Indications for: DIFLUCAN
Oropharyngeal, esophageal candidiasis. Candidiasis prophylaxis in bone marrow transplant. Cryptococcal meningitis. Candida urinary tract infection (UTI), peritonitis, systemic infections.
All doses are once daily. Oropharyngeal candidiasis: 200mg on Day 1, then 100mg/day for at least 2 weeks. Esophageal candidiasis: 200mg on Day 1, then 100mg/day for at least 3 weeks; treat for at least 2 weeks after symptoms resolve; max 400mg/day. Systemic infections: doses of up to 400mg/day have been used. Prophylaxis in bone marrow transplant: 400mg/day; if anticipated severe granulocytopenia: see full labeling. Cryptococcal meningitis: 400mg on Day 1, then 200mg/day (400mg/day may be used) for 10–12 weeks after negative CSF cultures; to suppress relapse in AIDS: 200mg/day. UTI, peritonitis: 50–200mg/day have been used. Renal impairment (CrCl ≤50mL/min): see full labeling.
All doses are once daily. Premature neonates: see full labeling. Oropharyngeal candidiasis: 6mg/kg on Day 1, then 3mg/kg/day for at least 2 weeks. Esophageal candidiasis: 6mg/kg on Day 1, then 3mg/kg/day for at least 3 weeks; treat for at least 2 weeks after symptoms resolve; max 12mg/kg/day. Systemic infections: 6–12mg/kg/day have been used. Cryptococcal meningitis: 12mg/kg on Day 1, then 6mg/kg/day (12mg/kg/day may be used) for 10–12 weeks after negative CSF cultures; to suppress relapse in AIDS: 6mg/kg/day. Max for all: 600mg/day. Renal impairment (CrCl ≤50mL/min): see full labeling.
Concomitant terfenadine at multiple doses of fluconazole ≥400mg. Concomitant drugs known to prolong the QT interval and metabolized by CYP3A4 (eg, erythromycin, pimozide, quinidine).
Risk of serious hepatotoxicity; monitor liver function during therapy and for signs/symptoms of hepatic injury; discontinue if occurs. Proarrhythmic conditions. Monitor closely for skin rashes; discontinue if lesions progress. Allergy to other azoles. Renal or hepatic impairment. Susp: hereditary fructose, glucose/galactose malabsorption, sucrose-isomaltase deficiency: not recommended. Elderly. Use effective contraception during and for 1 week after last dose. Pregnancy: avoid; may cause rare congenital anomalies in infants exposed in-utero to high doses (400–800mg/day) during 1st trimester. Nursing mothers.

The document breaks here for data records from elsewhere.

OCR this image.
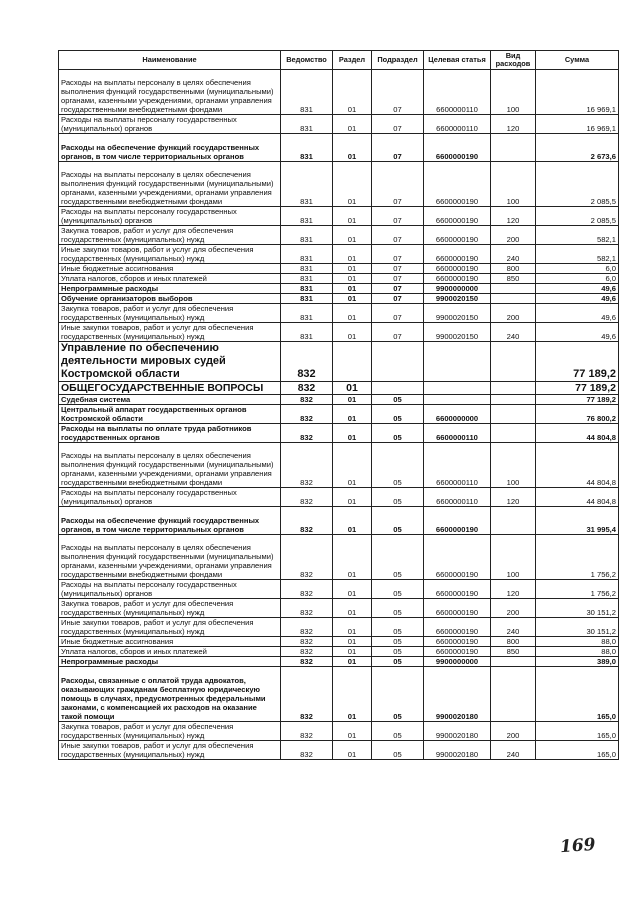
Наименование	Ведомство	Раздел	Подраздел	Целевая статья	Вид расходов	Сумма
Расходы на выплаты персоналу в целях обеспечения выполнения функций государственными (муниципальными) органами, казенными учреждениями, органами управления государственными внебюджетными фондами	831	01	07	6600000110	100	16 969,1
Расходы на выплаты персоналу государственных (муниципальных) органов	831	01	07	6600000110	120	16 969,1
Расходы на обеспечение функций государственных органов, в том числе территориальных органов	831	01	07	6600000190		2 673,6
Расходы на выплаты персоналу в целях обеспечения выполнения функций государственными (муниципальными) органами, казенными учреждениями, органами управления государственными внебюджетными фондами	831	01	07	6600000190	100	2 085,5
Расходы на выплаты персоналу государственных (муниципальных) органов	831	01	07	6600000190	120	2 085,5
Закупка товаров, работ и услуг для обеспечения государственных (муниципальных) нужд	831	01	07	6600000190	200	582,1
Иные закупки товаров, работ и услуг для обеспечения государственных (муниципальных) нужд	831	01	07	6600000190	240	582,1
Иные бюджетные ассигнования	831	01	07	6600000190	800	6,0
Уплата налогов, сборов и иных платежей	831	01	07	6600000190	850	6,0
Непрограммные расходы	831	01	07	9900000000		49,6
Обучение организаторов выборов	831	01	07	9900020150		49,6
Закупка товаров, работ и услуг для обеспечения государственных (муниципальных) нужд	831	01	07	9900020150	200	49,6
Иные закупки товаров, работ и услуг для обеспечения государственных (муниципальных) нужд	831	01	07	9900020150	240	49,6
Управление по обеспечению деятельности мировых судей Костромской области	832					77 189,2
ОБЩЕГОСУДАРСТВЕННЫЕ ВОПРОСЫ	832	01				77 189,2
Судебная система	832	01	05			77 189,2
Центральный аппарат государственных органов Костромской области	832	01	05	6600000000		76 800,2
Расходы на выплаты по оплате труда работников государственных органов	832	01	05	6600000110		44 804,8
Расходы на выплаты персоналу в целях обеспечения выполнения функций государственными (муниципальными) органами, казенными учреждениями, органами управления государственными внебюджетными фондами	832	01	05	6600000110	100	44 804,8
Расходы на выплаты персоналу государственных (муниципальных) органов	832	01	05	6600000110	120	44 804,8
Расходы на обеспечение функций государственных органов, в том числе территориальных органов	832	01	05	6600000190		31 995,4
Расходы на выплаты персоналу в целях обеспечения выполнения функций государственными (муниципальными) органами, казенными учреждениями, органами управления государственными внебюджетными фондами	832	01	05	6600000190	100	1 756,2
Расходы на выплаты персоналу государственных (муниципальных) органов	832	01	05	6600000190	120	1 756,2
Закупка товаров, работ и услуг для обеспечения государственных (муниципальных) нужд	832	01	05	6600000190	200	30 151,2
Иные закупки товаров, работ и услуг для обеспечения государственных (муниципальных) нужд	832	01	05	6600000190	240	30 151,2
Иные бюджетные ассигнования	832	01	05	6600000190	800	88,0
Уплата налогов, сборов и иных платежей	832	01	05	6600000190	850	88,0
Непрограммные расходы	832	01	05	9900000000		389,0
Расходы, связанные с оплатой труда адвокатов, оказывающих гражданам бесплатную юридическую помощь в случаях, предусмотренных федеральными законами, с компенсацией их расходов на оказание такой помощи	832	01	05	9900020180		165,0
Закупка товаров, работ и услуг для обеспечения государственных (муниципальных) нужд	832	01	05	9900020180	200	165,0
Иные закупки товаров, работ и услуг для обеспечения государственных (муниципальных) нужд	832	01	05	9900020180	240	165,0
169
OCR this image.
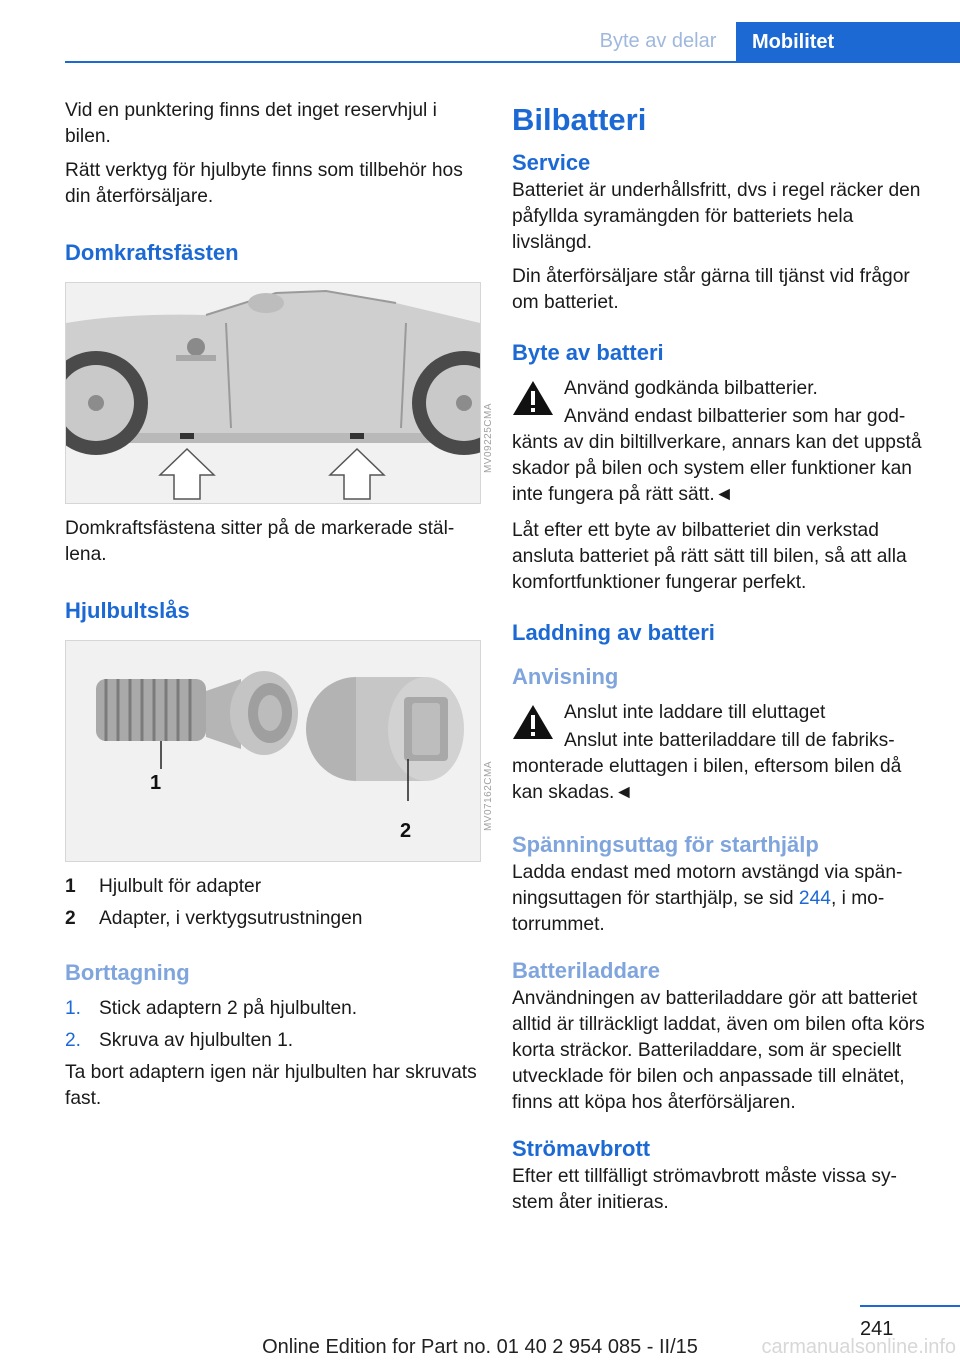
Byte av delar	Mobilitet

Vid en punktering finns det inget reservhjul i bilen.

Rätt verktyg för hjulbyte finns som tillbehör hos din återförsäljare.

Domkraftsfästen
MV09225CMA

Domkraftsfästena sitter på de markerade ställena.

Hjulbultslås
1
2	MV07162CMA
1	Hjulbult för adapter
2	Adapter, i verktygsutrustningen
Borttagning
1. Stick adaptern 2 på hjulbulten.
2. Skruva av hjulbulten 1.

Ta bort adaptern igen när hjulbulten har skruvats fast.

Bilbatteri
Service

Batteriet är underhållsfritt, dvs i regel räcker den påfyllda syramängden för batteriets hela livslängd.

Din återförsäljare står gärna till tjänst vid frågor om batteriet.

Byte av batteri

Använd godkända bilbatterier.

Använd endast bilbatterier som har godkänts av din biltillverkare, annars kan det uppstå skador på bilen och system eller funktioner kan inte fungera på rätt sätt.◄

Låt efter ett byte av bilbatteriet din verkstad ansluta batteriet på rätt sätt till bilen, så att alla komfortfunktioner fungerar perfekt.

Laddning av batteri
Anvisning

Anslut inte laddare till eluttaget

Anslut inte batteriladdare till de fabriksmonterade eluttagen i bilen, eftersom bilen då kan skadas.◄

Spänningsuttag för starthjälp

Ladda endast med motorn avstängd via spänningsuttagen för starthjälp, se sid 244, i motorrummet.

Batteriladdare

Användningen av batteriladdare gör att batteriet alltid är tillräckligt laddat, även om bilen ofta körs korta sträckor. Batteriladdare, som är speciellt utvecklade för bilen och anpassade till elnätet, finns att köpa hos återförsäljaren.

Strömavbrott

Efter ett tillfälligt strömavbrott måste vissa system åter initieras.

241
carmanualsonline.info
Online Edition for Part no. 01 40 2 954 085 - II/15
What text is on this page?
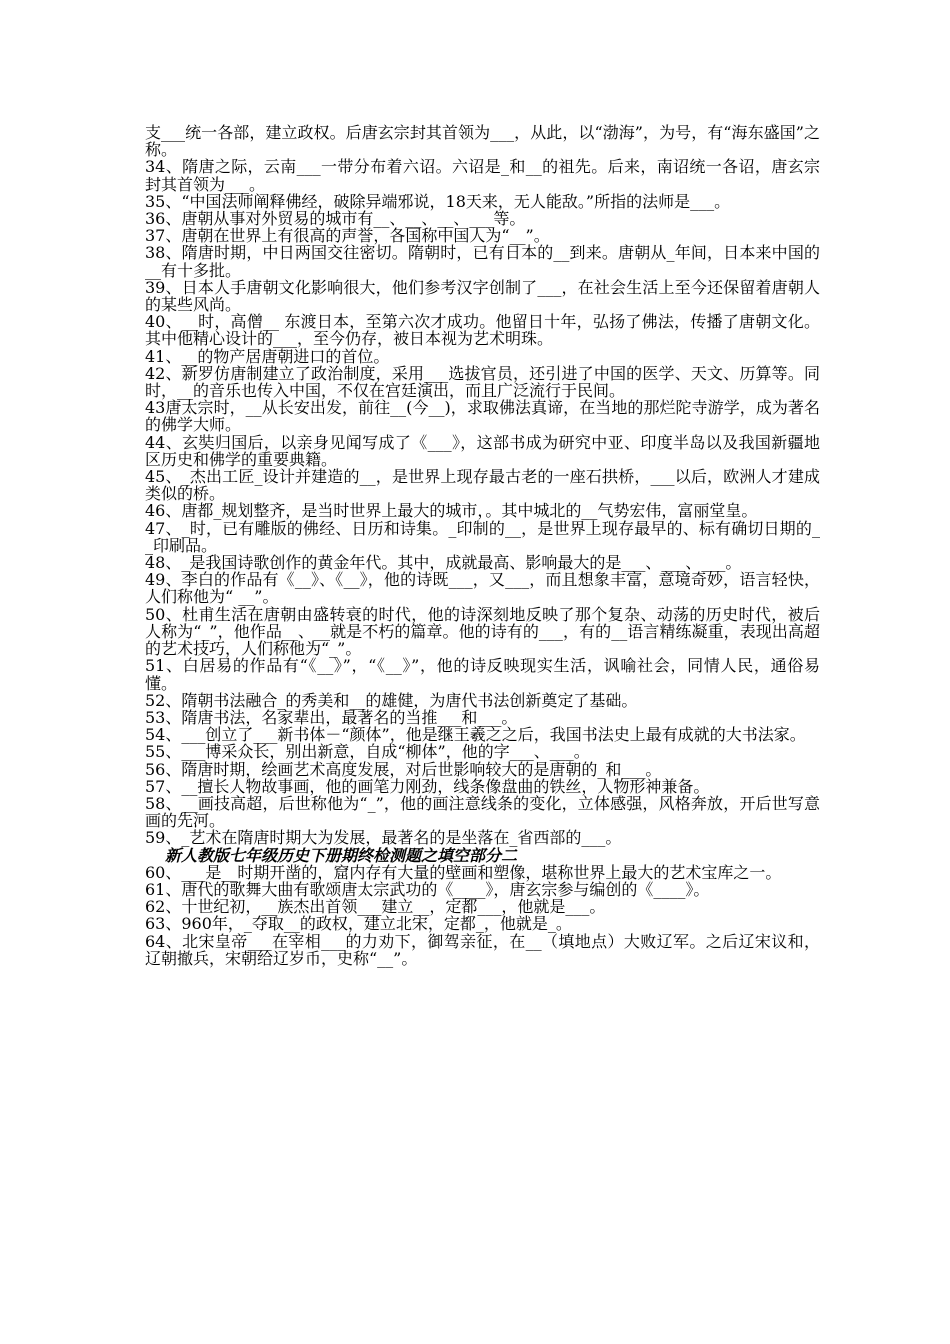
支___统一各部，建立政权。后唐玄宗封其首领为___，从此，以“渤海”，为号，有“海东盛国”之称。

34、隋唐之际，云南___一带分布着六诏。六诏是_和__的祖先。后来，南诏统一各诏，唐玄宗封其首领为___。

35、“中国法师阐释佛经，破除异端邪说，18天来，无人能敌。”所指的法师是___。

36、唐朝从事对外贸易的城市有__、__、__、___等。

37、唐朝在世界上有很高的声誉，各国称中国人为“__”。

38、隋唐时期，中日两国交往密切。隋朝时，已有日本的__到来。唐朝从_年间，日本来中国的__有十多批。

39、日本人手唐朝文化影响很大，他们参考汉字创制了___，在社会生活上至今还保留着唐朝人的某些风尚。

40、__时，高僧__ 东渡日本，至第六次才成功。他留日十年，弘扬了佛法，传播了唐朝文化。其中他精心设计的___，至今仍存，被日本视为艺术明珠。

41、__的物产居唐朝进口的首位。

42、新罗仿唐制建立了政治制度，采用___选拔官员，还引进了中国的医学、天文、历算等。同时，__的音乐也传入中国，不仅在宫廷演出，而且广泛流行于民间。

43唐太宗时，__从长安出发，前往__(今__)，求取佛法真谛，在当地的那烂陀寺游学，成为著名的佛学大师。

44、玄奘归国后，以亲身见闻写成了《___》，这部书成为研究中亚、印度半岛以及我国新疆地区历史和佛学的重要典籍。

45、_杰出工匠_设计并建造的__，是世界上现存最古老的一座石拱桥，___以后，欧洲人才建成类似的桥。

46、唐都_规划整齐，是当时世界上最大的城市，。其中城北的__气势宏伟，富丽堂皇。

47、_时，已有雕版的佛经、日历和诗集。_印制的__，是世界上现存最早的、标有确切日期的__印刷品。

48、_是我国诗歌创作的黄金年代。其中，成就最高、影响最大的是___、___、___。

49、李白的作品有《__》、《__》，他的诗既___，又___，而且想象丰富，意境奇妙，语言轻快，人们称他为“ __”。

50、杜甫生活在唐朝由盛转衰的时代，他的诗深刻地反映了那个复杂、动荡的历史时代，被后人称为“_”，他作品__、__就是不朽的篇章。他的诗有的___，有的__语言精练凝重，表现出高超的艺术技巧，人们称他为“_”。

51、白居易的作品有“《__》”，“《__》”，他的诗反映现实生活，讽喻社会，同情人民，通俗易懂。

52、隋朝书法融合_的秀美和__的雄健，为唐代书法创新奠定了基础。

53、隋唐书法，名家辈出，最著名的当推___和___。

54、___创立了___新书体－“颜体”，他是继王羲之之后，我国书法史上最有成就的大书法家。

55、___博采众长，别出新意，自成“柳体”，他的字___、___。

56、隋唐时期，绘画艺术高度发展，对后世影响较大的是唐朝的_和___。

57、__擅长人物故事画，他的画笔力刚劲，线条像盘曲的铁丝，人物形神兼备。

58、__画技高超，后世称他为“_”，他的画注意线条的变化，立体感强，风格奔放，开后世写意画的先河。

59、_艺术在隋唐时期大为发展，最著名的是坐落在_省西部的___。

新人教版七年级历史下册期终检测题之填空部分二

60、___是__时期开凿的，窟内存有大量的壁画和塑像，堪称世界上最大的艺术宝库之一。

61、唐代的歌舞大曲有歌颂唐太宗武功的《____》，唐玄宗参与编创的《____》。

62、十世纪初，__族杰出首领___建立__，定都___，他就是___。

63、960年，_夺取__的政权，建立北宋，定都_，他就是_。

64、北宋皇帝___在宰相___的力劝下，御驾亲征，在__（填地点）大败辽军。之后辽宋议和，辽朝撤兵，宋朝给辽岁币，史称“__”。
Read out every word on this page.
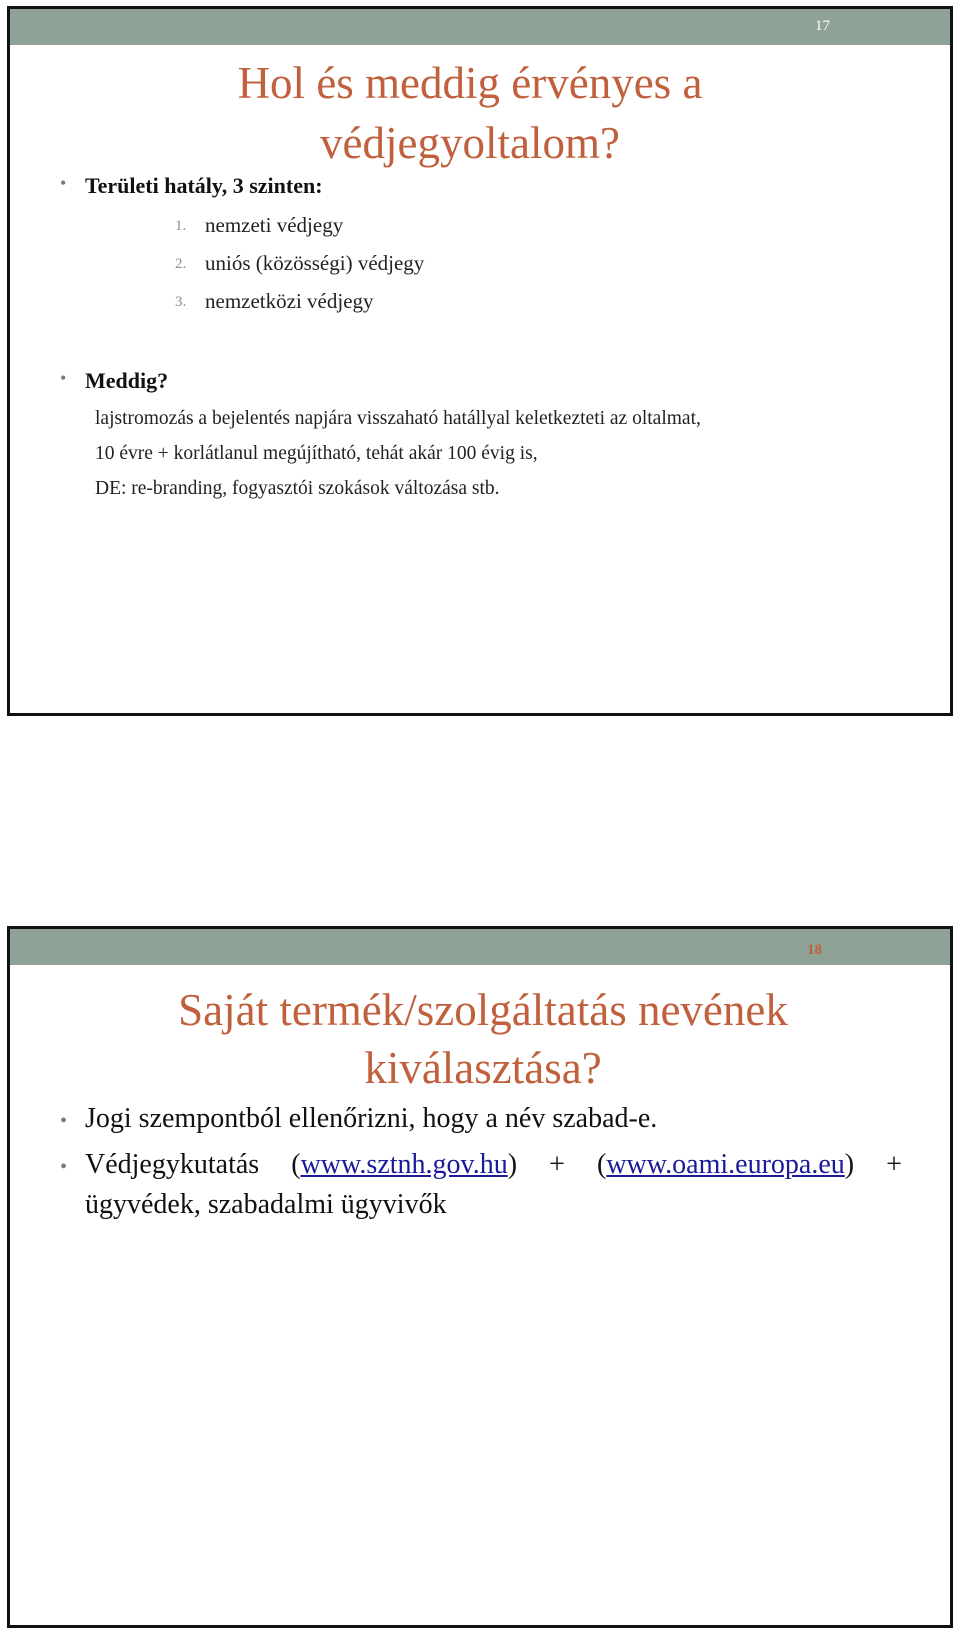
17
Hol és meddig érvényes a
védjegyoltalom?
• Területi hatály, 3 szinten:
1. nemzeti védjegy
2. uniós (közösségi) védjegy
3. nemzetközi védjegy
• Meddig?
lajstromozás a bejelentés napjára visszaható hatállyal keletkezteti az oltalmat,
10 évre + korlátlanul megújítható, tehát akár 100 évig is,
DE: re-branding, fogyasztói szokások változása stb.
18
Saját termék/szolgáltatás nevének
kiválasztása?
• Jogi szempontból ellenőrizni, hogy a név szabad-e.
• Védjegykutatás (www.sztnh.gov.hu) + (www.oami.europa.eu) +
ügyvédek, szabadalmi ügyvivők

See Contraindications. Avoid concomitant voriconazole; if needed, monitor closely esp. when given within 24hrs after fluconazole. Caution with amiodarone (esp. with high-dose fluconazole), other drugs metabolized by CYP2C9 and CYP3A4 with a narrow therapeutic window. Potentiates abrocitinib, lemborexant; avoid. Potentiates ivacaftor, warfarin, sulfonylureas, oral midazolam, theophylline, tofacitinib, tolvaptan, triazolam, alfentanil, amitriptyline, nortriptyline, saquinavir, sirolimus, carbamazepine, NSAIDs, zidovudine; monitor and adjust dose as necessary. May increase levels of phenytoin, halofantrine, ibrutinib, methadone, rifabutin, tacrolimus, vinca alkaloids, cyclosporine, fentanyl, CCBs, losartan, lurasidone; monitor. Concomitant celecoxib: reduce celecoxib dose by half. Increased risk of myopathy/rhabdomyolysis with concomitant HMG-CoA reductase inhibitors; may need dose reduction of these statins. Avoid concomitant olaparib; reduce its dose if unavoidable. May be potentiated by diuretics. May be antagonized by oral cimetidine, rifampin. Concomitant prednisone: monitor for adrenal cortex insufficiency when fluconazole stopped. CNS effects with Vitamin A. Oral contraceptives: see full labeling. Avoid other hepatotoxic drugs.
Nausea, headache, rash, vomiting, abdominal pain, diarrhea, dizziness; hepatotoxicity, adrenal insufficiency; rare: anaphylaxis, exfoliative dermatitis, QT prolongation, Torsade de pointes.
Renal (~91%). Half-life: ~30 hours (range: 20–50 hours).